TikTok famous: Houston-area girl goes viral after battle with cancer

As we head into Childhood Cancer Awareness month, we introduce you to a young girl from Magnolia who has taken social media by storm with her cancer journey. She has now been in remission for six months, but wait until we share with you HOW she found out she had cancer. 

9-year old Maelynn or Mae is well-known in the world of TikTok. More than 300,000 followers continually cheer her on, all while she's encouraging them. Mae's medical crisis began after an unusual accident while exercising in her PE class. 

"The little boy had kicked her in the face and it swelled for a couple of days," explains Kelli Howell, Mae's mother. "Then I just figured it was like a normal injury, but then the tenderness didn't go away. I was like, 'this isn't right, something's wrong,' so I thought maybe it’s an abscess or an infection in her teeth."

That led them to a dentist and then an oral surgeon. 

"He told us it was a cyst and not to worry about it for about a month or so," says Kelli. 


"But I think we had to worry about it," says Mae. "It didn't hurt at all. I had no clue what it meant or I didn't even know what happened until my mom touched it and pushed on it. Didn't know there was anything there, it didn't hurt when I opened my mouth."

Their journey to figure out what was going on led them to Texas Children's Cancer Center and Dr. Sarah Whittle, a Pediatric Oncologist there. She's also an Assistant Professor at Baylor College of Medicine. 

"The tumor had been there and they didn't know because she didn't have any symptoms yet, probably symptoms would have developed over time, and I think the injury just led us right to the right to the tumor," says Dr. Whittle. "It’s an unfortunate injury, but fortunate in a way that we were able to find the tumor when we did."

RELATED: Getting campy with patients from MD Anderson Children's Cancer Hospital

Doctors believe if Mae hadn't been kicked in the face, there's a good chance her cancer could've advanced to late stage before being detected. 

"Mae was diagnosed with something called alveolar rhabdomyosarcoma, which is a type of cancer arising from the soft tissues or muscles," states Dr. Whittle. 

Mae's tumor was in a complicated place in her jawbone and couldn't be surgically removed, so she underwent aggressive radiation and chemotherapy. 

"When I was first diagnosed and heard I had cancer, I thought it was going to be super easy because I had no idea about it," says a serious Mae. "I didn't know what it meant. I didn't know anything about it, so I thought it was just going to be like one, two, but I was wrong."

Their faith, along with social media helped, after finding other families online, also dealing with childhood cancer. 

"She met a really good friend who had medulla blastoma, which is a brain cancer," Kellie said. "We live in the same county and we got them together on Facebook Messenger and June would tell her things like, 'Radiation doesn't hurt. It just smells a little funny.' Our kids are going through the exact same treatments. It gives me goosebumps because you don't feel so alone, and it's weird that social media can be a good place too, it really can harbor some good support systems."


"It was 8-year-olds discussing proton radiation side effects and that to her meant , ‘I don't want anyone to feel alone, I don't want these kids to feel like that,’ so she let me "Momma-razi" her whole life," adds a smiling Kelli. 

That means they're able to help other families and her positive attitude lasted throughout treatment. 

"Mae was such a great patient! She came to the clinic every day with a smile on her face. Even when she was going through the toughest treatment, getting radiation every day for six weeks, needing lots of transfusions, she always had a really upbeat personality and a really good outlook and she was super motivated to finish her treatment," says Dr. Whittle.  

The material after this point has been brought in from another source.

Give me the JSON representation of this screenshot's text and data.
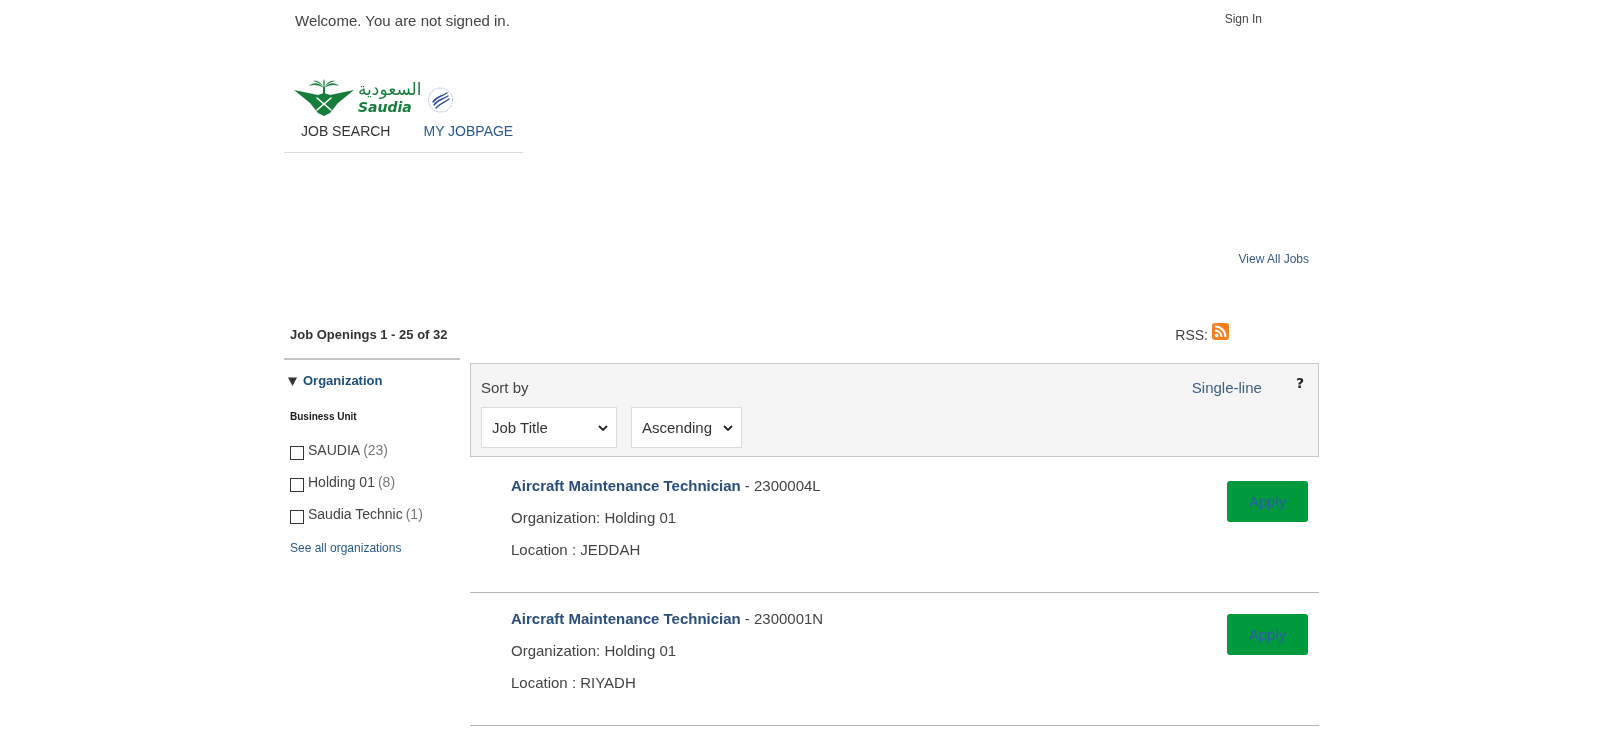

Her doctor goes on to brag about how strong Mae was, coming up with creative ways to do her own physical therapy during the pandemic.  

"One treatment gave her neuropathy where she couldn't move her hands well and they were stuck in a claw shape, most children will need physical therapy," states Dr. Whittle. "We tried to get her in for that, but based on timing with chemo, we just couldn't do it, so Mae did her own physical therapy by using fidgets and got her hands back to being completely normal. She was inspirational! She's a remarkable kid and it's so much fun to be her doctor."

Mae's family is relieved and happy about her bright future. She’ll be followed closely for a few years and as time goes by, she’ll undergo fewer scans and appointments.